“Claro, claro que eu faço.” Sou prestimoso de fábrica, incapaz de recusar obséquio à alma que for. “Sim, eu vou, eu pego. Naturalmente. É pra já”, e por que não? Na repartição, é importante que se mantenha uma imagem bem apessoada, a postura política que todos esperam exige assiduidade, esforço. Ora, aquele que economiza nas galhardias acaba enveredando por um caminho entroviscado, pois é bem sabido que, pelas bandas empoeiradas do serviço burocrático, chove tarefa na horta dos emburrados e dos pachorrentos. É mesmo bem na linha do correcional, do pediu agora toma: “Abacaxi, minha querida? Empurra pra mesa do cretino ali.”

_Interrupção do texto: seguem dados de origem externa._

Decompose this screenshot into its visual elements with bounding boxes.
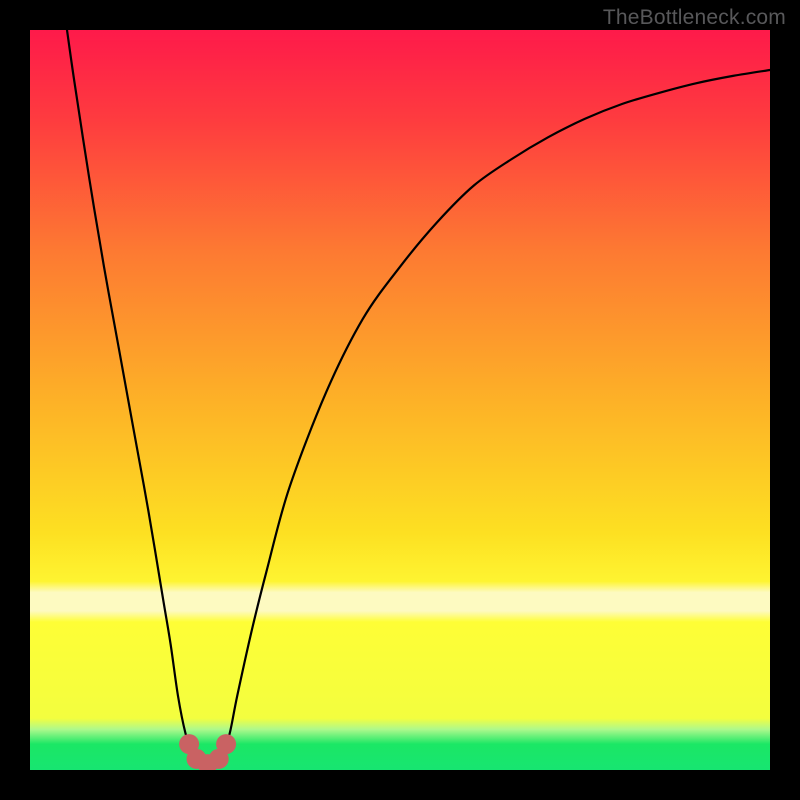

O escambau! Sanhudo de menos também toma, tenho percebido isso. “Ué? E não estão todos aqui convictos de que Henrique tem gosto por pica no cu? Sempre agüentou sorrindo...” Percebem? Já não sei em que esquina dobrar, o endereço do sossego parece reservado aos cirurgiões das relações públicas. Não, não é simples. A temperança é um enigma. Em meu antigo batente, atendia eu pela alcunha de “Dobra”: é que, frente às apoquentações, não podia deixar de franzir a testa. Era uma constante. Já nesse ninho de ácaros a coisa mudou de figura, resolvi passar a borracha no azedume do passado e traçar meu novo perfil. Agora sou o “Tylenol”, sirvo pra qualquer merda. Miseráveis duma figa!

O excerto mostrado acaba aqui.